Chronic viral infections are thought to commonly establish an oncogenic proinflammatory environment. Chronic low-grade inflammation has been proposed as a driving force behind the initiation and development of prostate cancer [42]. While an infectious agent as the cause of prostate cancer has not been conclusively established, Nelson and colleagues hypothesized that host immune inflammatory responses to infections may serve as the causative process for prostate cancer [20]. Hayes et al. [43] reported an elevated risk of prostate cancer among men with STIs, yet other studies could not make this association [44].
HHV-8 establishes latent infections in the host which can lead to chronic inflammation due to the expression of a subset of proteins termed the latency proteins [28]. Thus, we hypothesized that an HHV-8 infection may increase prostate cancer risk in susceptible individuals, potentially leading to population differences in prostate cancer risk associated with HHV-8. Detection of HHV-8-specific antibodies does not indicate when the individual was infected with HHV-8 but does demonstrate that they are latently infected since all human herpesviruses establish latent infections in the host. Our previous studies investigating HHV-8 and prostate cancer in the Caribbean Island of Tobago supported this hypothesis. In Tobago, HHV-8 seroprevalence was significantly higher among Tobago men (31.5%) compared to EA men in the US (13%) or U.S. blood donors overall (4.3%) [25, 45]. Because HHV-8 establishes a chronic, latent infection in the glandular epithelium of the prostate, the virus’ presence results in an increased macrophage infiltrate [29, 30].

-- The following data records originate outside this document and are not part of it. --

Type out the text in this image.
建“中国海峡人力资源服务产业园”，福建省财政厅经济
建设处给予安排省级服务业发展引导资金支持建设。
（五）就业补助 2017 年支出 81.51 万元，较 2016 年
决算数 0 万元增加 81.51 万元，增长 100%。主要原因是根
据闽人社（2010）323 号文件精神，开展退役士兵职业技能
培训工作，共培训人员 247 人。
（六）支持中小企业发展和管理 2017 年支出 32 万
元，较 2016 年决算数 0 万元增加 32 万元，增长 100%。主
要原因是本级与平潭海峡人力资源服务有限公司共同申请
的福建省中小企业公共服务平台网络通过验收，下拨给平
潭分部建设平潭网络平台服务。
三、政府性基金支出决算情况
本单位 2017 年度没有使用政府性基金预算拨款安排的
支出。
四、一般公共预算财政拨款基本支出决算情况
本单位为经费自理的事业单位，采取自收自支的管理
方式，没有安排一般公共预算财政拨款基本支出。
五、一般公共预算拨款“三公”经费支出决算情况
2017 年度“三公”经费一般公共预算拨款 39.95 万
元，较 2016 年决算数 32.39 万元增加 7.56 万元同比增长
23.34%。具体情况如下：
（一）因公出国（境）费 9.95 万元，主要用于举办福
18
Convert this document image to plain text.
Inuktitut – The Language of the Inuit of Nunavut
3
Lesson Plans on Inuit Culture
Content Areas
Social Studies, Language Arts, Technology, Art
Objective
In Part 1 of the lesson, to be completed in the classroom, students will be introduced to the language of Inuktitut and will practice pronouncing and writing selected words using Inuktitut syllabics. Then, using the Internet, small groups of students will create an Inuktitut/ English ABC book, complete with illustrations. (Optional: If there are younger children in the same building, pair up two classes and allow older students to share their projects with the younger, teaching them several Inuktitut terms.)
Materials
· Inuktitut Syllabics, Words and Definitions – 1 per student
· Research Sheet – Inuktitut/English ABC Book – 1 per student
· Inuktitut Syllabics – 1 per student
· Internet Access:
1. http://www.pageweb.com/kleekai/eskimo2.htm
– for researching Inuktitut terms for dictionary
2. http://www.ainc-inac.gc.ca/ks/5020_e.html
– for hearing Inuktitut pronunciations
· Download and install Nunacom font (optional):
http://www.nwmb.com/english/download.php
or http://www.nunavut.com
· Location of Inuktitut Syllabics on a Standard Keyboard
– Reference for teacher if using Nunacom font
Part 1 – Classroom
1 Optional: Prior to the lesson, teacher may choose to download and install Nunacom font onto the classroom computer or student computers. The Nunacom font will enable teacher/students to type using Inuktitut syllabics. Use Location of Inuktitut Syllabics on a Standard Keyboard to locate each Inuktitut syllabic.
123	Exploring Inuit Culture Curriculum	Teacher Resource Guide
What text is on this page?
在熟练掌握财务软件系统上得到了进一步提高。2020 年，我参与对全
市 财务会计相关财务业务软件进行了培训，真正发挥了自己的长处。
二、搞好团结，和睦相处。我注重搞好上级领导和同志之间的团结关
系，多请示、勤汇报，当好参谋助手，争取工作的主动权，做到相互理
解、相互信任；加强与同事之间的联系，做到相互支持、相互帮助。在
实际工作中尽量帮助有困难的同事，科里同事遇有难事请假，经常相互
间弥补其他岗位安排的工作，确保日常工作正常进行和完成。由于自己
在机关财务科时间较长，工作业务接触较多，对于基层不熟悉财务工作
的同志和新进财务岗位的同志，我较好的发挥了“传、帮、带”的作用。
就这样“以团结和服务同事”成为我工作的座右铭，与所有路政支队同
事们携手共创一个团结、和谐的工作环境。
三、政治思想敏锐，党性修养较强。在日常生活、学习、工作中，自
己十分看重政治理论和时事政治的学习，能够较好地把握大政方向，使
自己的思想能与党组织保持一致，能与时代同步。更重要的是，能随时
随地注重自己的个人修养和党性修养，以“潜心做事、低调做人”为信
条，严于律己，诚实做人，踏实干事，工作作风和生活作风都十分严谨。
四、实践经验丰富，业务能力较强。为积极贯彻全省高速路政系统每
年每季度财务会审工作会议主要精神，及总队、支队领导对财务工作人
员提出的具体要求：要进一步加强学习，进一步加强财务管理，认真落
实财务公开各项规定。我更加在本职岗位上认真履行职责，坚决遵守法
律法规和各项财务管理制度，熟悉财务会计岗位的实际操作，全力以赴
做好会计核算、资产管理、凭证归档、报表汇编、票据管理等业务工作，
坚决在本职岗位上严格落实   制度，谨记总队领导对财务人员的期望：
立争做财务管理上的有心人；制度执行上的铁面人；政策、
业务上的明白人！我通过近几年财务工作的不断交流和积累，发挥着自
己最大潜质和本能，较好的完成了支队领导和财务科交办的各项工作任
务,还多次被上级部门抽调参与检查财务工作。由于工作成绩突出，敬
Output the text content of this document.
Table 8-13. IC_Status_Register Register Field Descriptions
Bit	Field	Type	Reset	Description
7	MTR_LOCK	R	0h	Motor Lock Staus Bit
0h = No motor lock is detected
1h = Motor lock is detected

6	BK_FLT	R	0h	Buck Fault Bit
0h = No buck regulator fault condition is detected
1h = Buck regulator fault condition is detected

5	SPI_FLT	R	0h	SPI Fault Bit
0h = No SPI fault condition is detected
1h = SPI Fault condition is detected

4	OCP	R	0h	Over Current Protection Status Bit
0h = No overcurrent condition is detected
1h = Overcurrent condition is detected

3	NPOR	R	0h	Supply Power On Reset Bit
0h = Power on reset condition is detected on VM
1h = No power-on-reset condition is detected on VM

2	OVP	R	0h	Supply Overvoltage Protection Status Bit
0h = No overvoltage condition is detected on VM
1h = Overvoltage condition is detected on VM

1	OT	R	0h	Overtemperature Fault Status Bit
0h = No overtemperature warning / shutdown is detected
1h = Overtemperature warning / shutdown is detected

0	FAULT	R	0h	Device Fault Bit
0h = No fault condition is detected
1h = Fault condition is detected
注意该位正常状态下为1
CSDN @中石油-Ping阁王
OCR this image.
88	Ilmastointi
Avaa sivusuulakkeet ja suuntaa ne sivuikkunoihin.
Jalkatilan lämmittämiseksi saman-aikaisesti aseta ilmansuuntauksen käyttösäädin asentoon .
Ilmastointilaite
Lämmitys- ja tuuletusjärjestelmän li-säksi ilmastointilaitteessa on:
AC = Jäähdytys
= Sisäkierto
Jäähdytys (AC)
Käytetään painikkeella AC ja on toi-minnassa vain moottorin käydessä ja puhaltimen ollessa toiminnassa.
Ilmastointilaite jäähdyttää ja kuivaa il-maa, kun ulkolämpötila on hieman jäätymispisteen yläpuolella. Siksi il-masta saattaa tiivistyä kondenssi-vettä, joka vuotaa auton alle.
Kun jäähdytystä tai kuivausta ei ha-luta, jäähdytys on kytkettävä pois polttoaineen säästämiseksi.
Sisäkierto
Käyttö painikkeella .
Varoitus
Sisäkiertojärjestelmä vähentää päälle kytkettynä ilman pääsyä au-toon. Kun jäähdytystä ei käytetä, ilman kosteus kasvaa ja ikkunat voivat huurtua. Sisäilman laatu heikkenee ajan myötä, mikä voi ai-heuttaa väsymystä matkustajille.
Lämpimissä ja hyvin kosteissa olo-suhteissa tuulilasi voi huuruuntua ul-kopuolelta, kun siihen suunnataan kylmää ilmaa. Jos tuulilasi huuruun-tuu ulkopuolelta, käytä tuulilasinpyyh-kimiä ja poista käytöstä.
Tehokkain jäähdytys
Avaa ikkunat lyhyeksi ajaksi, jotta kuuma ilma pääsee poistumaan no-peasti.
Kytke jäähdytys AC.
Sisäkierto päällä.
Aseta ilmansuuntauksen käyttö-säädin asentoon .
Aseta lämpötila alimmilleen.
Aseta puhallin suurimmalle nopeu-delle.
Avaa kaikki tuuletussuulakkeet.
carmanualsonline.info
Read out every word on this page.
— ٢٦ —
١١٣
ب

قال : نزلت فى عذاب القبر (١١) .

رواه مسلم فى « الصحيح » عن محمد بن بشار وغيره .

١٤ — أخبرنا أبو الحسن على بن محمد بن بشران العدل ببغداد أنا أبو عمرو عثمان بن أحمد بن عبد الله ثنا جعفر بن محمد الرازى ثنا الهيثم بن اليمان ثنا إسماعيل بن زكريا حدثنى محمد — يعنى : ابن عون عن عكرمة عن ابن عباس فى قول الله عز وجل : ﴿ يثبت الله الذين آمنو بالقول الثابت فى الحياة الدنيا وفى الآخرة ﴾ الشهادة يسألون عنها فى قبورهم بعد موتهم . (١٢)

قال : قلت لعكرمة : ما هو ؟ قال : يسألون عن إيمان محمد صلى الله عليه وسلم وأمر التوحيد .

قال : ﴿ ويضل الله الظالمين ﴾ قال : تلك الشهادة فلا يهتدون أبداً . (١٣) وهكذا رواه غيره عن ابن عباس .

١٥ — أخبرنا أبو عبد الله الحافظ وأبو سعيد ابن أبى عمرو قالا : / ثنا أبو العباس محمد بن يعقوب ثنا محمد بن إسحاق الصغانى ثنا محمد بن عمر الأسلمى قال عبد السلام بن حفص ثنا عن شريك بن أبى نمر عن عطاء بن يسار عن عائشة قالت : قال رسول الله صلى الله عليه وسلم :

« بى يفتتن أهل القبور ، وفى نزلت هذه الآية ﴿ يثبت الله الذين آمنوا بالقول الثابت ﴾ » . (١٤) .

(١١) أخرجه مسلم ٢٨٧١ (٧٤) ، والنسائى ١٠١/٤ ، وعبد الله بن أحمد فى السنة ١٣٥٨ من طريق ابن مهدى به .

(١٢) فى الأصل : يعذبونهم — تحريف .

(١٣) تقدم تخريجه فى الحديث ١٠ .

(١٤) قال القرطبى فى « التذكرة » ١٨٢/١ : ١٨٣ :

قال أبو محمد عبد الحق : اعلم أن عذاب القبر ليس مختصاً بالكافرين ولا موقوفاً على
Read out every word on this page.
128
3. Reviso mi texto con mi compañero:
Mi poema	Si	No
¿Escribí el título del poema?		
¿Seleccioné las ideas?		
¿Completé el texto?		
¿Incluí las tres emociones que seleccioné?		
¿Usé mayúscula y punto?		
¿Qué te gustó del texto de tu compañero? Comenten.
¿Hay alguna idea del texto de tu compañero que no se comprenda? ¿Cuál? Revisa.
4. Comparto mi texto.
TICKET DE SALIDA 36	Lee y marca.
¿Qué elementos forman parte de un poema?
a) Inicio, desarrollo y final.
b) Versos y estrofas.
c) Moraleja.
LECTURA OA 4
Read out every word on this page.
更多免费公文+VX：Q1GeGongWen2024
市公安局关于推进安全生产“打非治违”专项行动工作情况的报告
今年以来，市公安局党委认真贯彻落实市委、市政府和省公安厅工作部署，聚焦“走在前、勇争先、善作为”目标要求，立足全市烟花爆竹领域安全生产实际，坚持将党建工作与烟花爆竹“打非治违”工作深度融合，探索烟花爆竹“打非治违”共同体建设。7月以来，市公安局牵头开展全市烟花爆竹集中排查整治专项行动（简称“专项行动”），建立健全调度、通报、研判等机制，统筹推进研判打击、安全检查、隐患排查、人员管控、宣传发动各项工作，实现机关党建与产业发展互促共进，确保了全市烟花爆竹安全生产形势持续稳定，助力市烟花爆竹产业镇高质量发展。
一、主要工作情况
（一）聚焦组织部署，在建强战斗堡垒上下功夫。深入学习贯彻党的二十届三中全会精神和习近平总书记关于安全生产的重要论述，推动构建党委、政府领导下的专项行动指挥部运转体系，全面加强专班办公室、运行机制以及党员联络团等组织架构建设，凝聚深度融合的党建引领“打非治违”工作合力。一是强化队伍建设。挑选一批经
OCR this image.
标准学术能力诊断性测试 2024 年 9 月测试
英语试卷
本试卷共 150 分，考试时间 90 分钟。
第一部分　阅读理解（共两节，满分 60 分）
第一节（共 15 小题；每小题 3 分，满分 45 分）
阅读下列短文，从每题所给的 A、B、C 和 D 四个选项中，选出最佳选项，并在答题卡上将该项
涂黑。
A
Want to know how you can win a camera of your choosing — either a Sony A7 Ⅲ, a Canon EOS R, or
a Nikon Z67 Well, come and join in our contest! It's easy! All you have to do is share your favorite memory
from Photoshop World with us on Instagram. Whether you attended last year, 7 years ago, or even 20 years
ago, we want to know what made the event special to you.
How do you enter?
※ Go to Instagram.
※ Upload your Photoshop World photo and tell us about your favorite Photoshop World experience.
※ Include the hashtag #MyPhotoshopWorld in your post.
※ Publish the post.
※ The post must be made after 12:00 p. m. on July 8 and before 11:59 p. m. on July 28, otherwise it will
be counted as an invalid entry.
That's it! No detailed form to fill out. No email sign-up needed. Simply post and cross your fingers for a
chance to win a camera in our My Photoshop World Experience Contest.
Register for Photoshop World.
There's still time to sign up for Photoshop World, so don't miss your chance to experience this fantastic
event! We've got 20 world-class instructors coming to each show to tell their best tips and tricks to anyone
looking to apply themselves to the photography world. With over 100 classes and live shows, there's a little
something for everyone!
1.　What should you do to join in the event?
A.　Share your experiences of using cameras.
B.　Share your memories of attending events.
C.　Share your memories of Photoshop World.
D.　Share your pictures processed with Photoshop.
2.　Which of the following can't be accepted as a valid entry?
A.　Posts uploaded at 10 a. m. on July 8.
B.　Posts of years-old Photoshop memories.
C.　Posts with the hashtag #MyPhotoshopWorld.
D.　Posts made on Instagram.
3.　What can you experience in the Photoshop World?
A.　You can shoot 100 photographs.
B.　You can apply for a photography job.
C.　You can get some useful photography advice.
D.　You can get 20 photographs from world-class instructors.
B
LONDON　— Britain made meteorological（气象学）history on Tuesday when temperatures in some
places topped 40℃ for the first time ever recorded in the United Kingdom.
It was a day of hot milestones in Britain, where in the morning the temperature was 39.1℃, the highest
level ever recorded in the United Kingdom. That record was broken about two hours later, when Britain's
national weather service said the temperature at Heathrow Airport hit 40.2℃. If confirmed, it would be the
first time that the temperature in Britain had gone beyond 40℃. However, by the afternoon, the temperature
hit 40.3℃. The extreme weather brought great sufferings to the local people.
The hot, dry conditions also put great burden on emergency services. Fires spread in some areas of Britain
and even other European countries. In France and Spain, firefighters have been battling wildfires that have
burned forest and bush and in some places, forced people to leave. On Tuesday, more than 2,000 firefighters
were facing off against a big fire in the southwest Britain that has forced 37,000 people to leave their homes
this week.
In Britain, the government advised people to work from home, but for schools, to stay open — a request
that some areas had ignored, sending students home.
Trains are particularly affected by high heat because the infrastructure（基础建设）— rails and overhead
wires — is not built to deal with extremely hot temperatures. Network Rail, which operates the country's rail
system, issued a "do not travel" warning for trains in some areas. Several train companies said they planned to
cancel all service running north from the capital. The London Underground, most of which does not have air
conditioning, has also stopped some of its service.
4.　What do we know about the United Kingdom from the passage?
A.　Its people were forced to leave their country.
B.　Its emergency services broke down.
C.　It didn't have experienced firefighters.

In the present study, we have extended our earlier studies on HHV-8 and prostate cancer from Tobago to the U.S. HHV-8 (as determined by seropositivity) was found to be significantly associated with prostate cancer in the NCI-Maryland Prostate Cancer Case Control Study. This association was most obvious among AA men. Nevertheless, the increased odds of prostate cancer were chiefly associated with the occurrence of the IFNL4-ΔG germline variant, and this relationship was principally independent of race/ethnicity. Noteworthy, this is the first study to demonstrate an association between HHV-8 and prostate cancer risk among AA men. In smaller studies investigating HHV-8 and prostate cancer risk in the US, we previously failed to find an association, but these studies were primarily focused on EA men [26, 27] and did not consider IFNL4-ΔG as an important modulator of the association between HHV-8 and prostate cancer risk. Moreover, those studies were limited in sample size and lacked sufficient power given the relatively low seroprevalence of HHV-8 in the U.S (4.3–13%) [25, 41], when compared to Tobago (31.5%) [25]. Additionally, the prevalence of IFNL4-ΔG is lower in EA men than men of African ancestry [31, 33].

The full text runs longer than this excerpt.